I.2. Rumusan Masalah 1. Berapa nilai rata-rata Q angle pada atlet angkat besi Yogyakarta? 2. Faktor apa yang mempengaruhi Q angle pada atlet angkat besi Yogyakarta?
5
3. Latihan berapa lama yang bisa mengubah Q angle pada atlet angkat besi? 4. Apakah ada hubungan antara nilai Q angle dengan PFPS pada atlet angkat besi Yogyakarta?
I.3. Tujuan penelitian I.3.1 Tujuan utama Mengetahui nilai rata-rata Q angle pada atlet angkat besi Yogyakarta I.3.2.Tujuan khusus Mengetahui perbedaan nilai Q angle atlet angkat besi Yogyakarta Mengetahui hubungan antara Q angle dengan PFPS pada atlet angkat besi Yogyakarta
I.4. Kegunaan Penelitian 1. Pengetahuan a.
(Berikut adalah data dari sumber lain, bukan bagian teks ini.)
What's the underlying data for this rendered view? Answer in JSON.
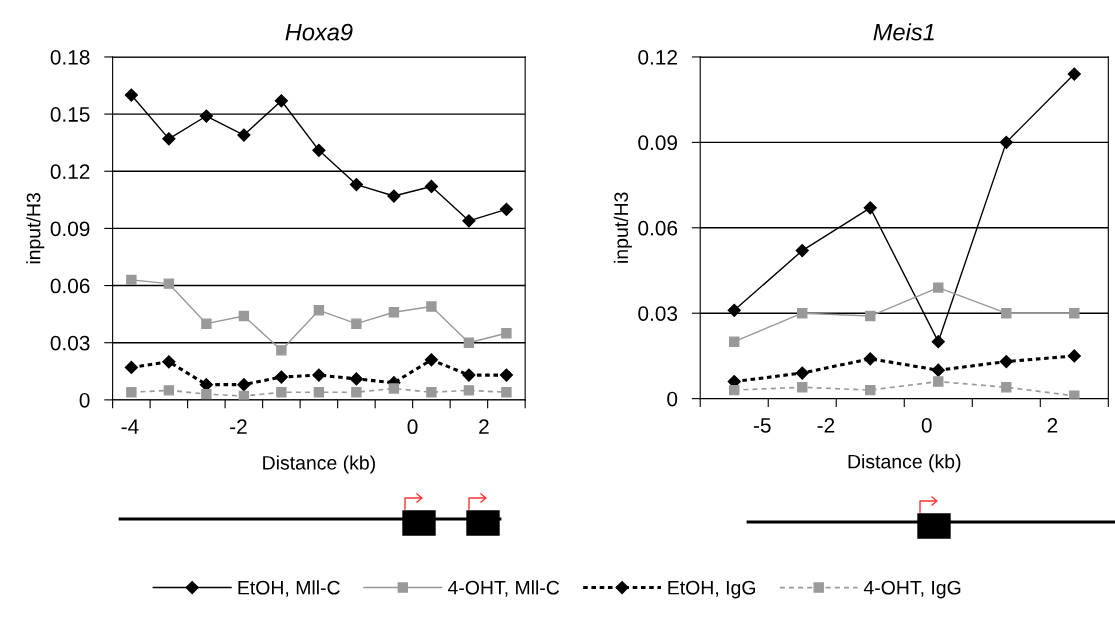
{
  "chart_data": [
    {
      "type": "line",
      "title": "Hoxa9",
      "xlabel": "Distance (kb)",
      "ylabel": "input/H3",
      "categories": [
        null,
        null,
        null,
        null,
        null,
        null,
        null,
        null,
        null,
        null,
        null
      ],
      "annotations": [
        "-4",
        "-2",
        "0",
        "2"
      ],
      "ylim": [
        0,
        0.18
      ],
      "yticks": [
        0,
        0.03,
        0.06,
        0.09,
        0.12,
        0.15,
        0.18
      ],
      "grid": "y",
      "legend": "bottom",
      "series": [
        {
          "name": "EtOH, Mll-C",
          "color": "#000000",
          "marker": "diamond",
          "line_style": "solid",
          "values": [
            0.16,
            0.137,
            0.149,
            0.139,
            0.157,
            0.131,
            0.113,
            0.107,
            0.112,
            0.094,
            0.1
          ]
        },
        {
          "name": "4-OHT, Mll-C",
          "color": "#999999",
          "marker": "square",
          "line_style": "solid",
          "values": [
            0.063,
            0.061,
            0.04,
            0.044,
            0.026,
            0.047,
            0.04,
            0.046,
            0.049,
            0.03,
            0.035
          ]
        },
        {
          "name": "EtOH, IgG",
          "color": "#000000",
          "marker": "diamond",
          "line_style": "dotted",
          "values": [
            0.017,
            0.02,
            0.008,
            0.008,
            0.012,
            0.013,
            0.011,
            0.009,
            0.021,
            0.013,
            0.013
          ]
        },
        {
          "name": "4-OHT, IgG",
          "color": "#999999",
          "marker": "square",
          "line_style": "dashed",
          "values": [
            0.004,
            0.005,
            0.003,
            0.002,
            0.004,
            0.004,
            0.004,
            0.006,
            0.004,
            0.005,
            0.004
          ]
        }
      ]
    },
    {
      "type": "line",
      "title": "Meis1",
      "xlabel": "Distance (kb)",
      "ylabel": "input/H3",
      "categories": [
        null,
        null,
        null,
        null,
        null,
        null
      ],
      "annotations": [
        "-5",
        "-2",
        "0",
        "2"
      ],
      "ylim": [
        0,
        0.12
      ],
      "yticks": [
        0,
        0.03,
        0.06,
        0.09,
        0.12
      ],
      "grid": "y",
      "series": [
        {
          "color": "#000000",
          "marker": "diamond",
          "line_style": "solid",
          "values": [
            0.031,
            0.052,
            0.067,
            0.02,
            0.09,
            0.114
          ]
        },
        {
          "color": "#999999",
          "marker": "square",
          "line_style": "solid",
          "values": [
            0.02,
            0.03,
            0.029,
            0.039,
            0.03,
            0.03
          ]
        },
        {
          "color": "#000000",
          "marker": "diamond",
          "line_style": "dotted",
          "values": [
            0.006,
            0.009,
            0.014,
            0.01,
            0.013,
            0.015
          ]
        },
        {
          "color": "#999999",
          "marker": "square",
          "line_style": "dashed",
          "values": [
            0.003,
            0.004,
            0.003,
            0.006,
            0.004,
            0.001
          ]
        }
      ]
    }
  ]
}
Melalui penelitian ini diharapkan dapat memberikan data mengenai nilai Q angle pada pada atlet angkat besi Yogyakarta. b. Mengetahui insidensi atlet angkat besi yang mengalami PFPS. c. Mengetahui hubungan nilai Q angle dengan PFPS pada atlet angkat besi Yogyakarta
6
2. Pencegahan dan promosi a. Memberikan prevensi dan promosi dalam latihan yang baik dan benar bagi atlet angkat besi untuk meminimalkan cidera. b. Memberikan safety kepada atlet angkat besi Yogyakarta c. Memberikan masukan kepada menejemen Persatuan Atlet Angkat Besi, Beban, dan Binaraga Seluruh Indonesia (PABBSI) Yogyakarta dalam meningkatkan safety dan perhatian kepada atlet angkat besi.